The Chemical Weapons Convention (CWC)
The CWC is the only international treaty with a system of verification to ban comprehensively an entire category of weapons of mass destruction. It is the principal international instrument for addressing the threat posed by chemical weapons.
The CWC bans the development, production, stockpiling, and use of chemical weapons. It provides for:
- the declaration of past chemical weapons programs, and destruction of (declared, old and abandoned) chemical weapons and any associated facilities;
- countries to declare facilities producing chemicals which could be used for chemical weapons purposes; these facilities are subject to routine inspection by the Organisation for the Prohibition of Chemical Weapons (OPCW);
- international cooperation in the face of threats of chemical weapons use;
- cooperation in the use of chemicals for peaceful purposes; and
- "challenge inspections", which nations may request if they have concerns that other States party to the Convention are not abiding by their obligations.
As at January 2019, 96 per cent of chemical weapons stockpiles declared by possessor States Parties to the CWC had been verifiably destroyed. Only four countries are not party to the CWC (Israel – a signatory, Egypt, North Korea and South Sudan).

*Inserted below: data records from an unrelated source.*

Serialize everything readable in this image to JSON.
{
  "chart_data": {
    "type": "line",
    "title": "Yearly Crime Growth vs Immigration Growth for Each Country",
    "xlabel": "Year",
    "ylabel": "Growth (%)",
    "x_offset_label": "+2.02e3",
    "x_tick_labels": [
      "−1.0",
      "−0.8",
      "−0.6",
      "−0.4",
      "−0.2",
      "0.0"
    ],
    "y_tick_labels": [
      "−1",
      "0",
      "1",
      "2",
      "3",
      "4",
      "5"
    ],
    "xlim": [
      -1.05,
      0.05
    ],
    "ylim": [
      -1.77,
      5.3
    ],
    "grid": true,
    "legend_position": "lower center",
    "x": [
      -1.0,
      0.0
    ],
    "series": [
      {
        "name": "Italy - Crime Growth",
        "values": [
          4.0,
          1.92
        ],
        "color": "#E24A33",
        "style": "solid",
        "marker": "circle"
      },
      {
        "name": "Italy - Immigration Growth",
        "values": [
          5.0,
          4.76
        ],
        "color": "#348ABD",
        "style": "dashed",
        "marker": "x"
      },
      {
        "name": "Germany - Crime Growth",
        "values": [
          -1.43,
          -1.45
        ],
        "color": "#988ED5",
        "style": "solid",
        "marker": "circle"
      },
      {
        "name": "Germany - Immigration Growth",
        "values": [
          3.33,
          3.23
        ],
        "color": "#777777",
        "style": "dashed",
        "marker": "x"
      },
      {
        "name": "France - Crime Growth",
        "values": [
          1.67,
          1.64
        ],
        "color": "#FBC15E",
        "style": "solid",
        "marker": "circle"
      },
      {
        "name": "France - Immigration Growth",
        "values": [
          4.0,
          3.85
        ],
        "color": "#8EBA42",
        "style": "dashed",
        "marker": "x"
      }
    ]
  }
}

Australia's implementation of its responsibilities under the CWC is coordinated by the Department of Foreign Affairs and Trade, including the Australian Safeguards and Non-Proliferation Office (ASNO). Australia also cooperates closely with the Organisation for the Prohibition of Chemical Weapons (OPCW) in The Hague. Australia's role as Chair of the Australia Group further strengthens the effective implementation of the CWC.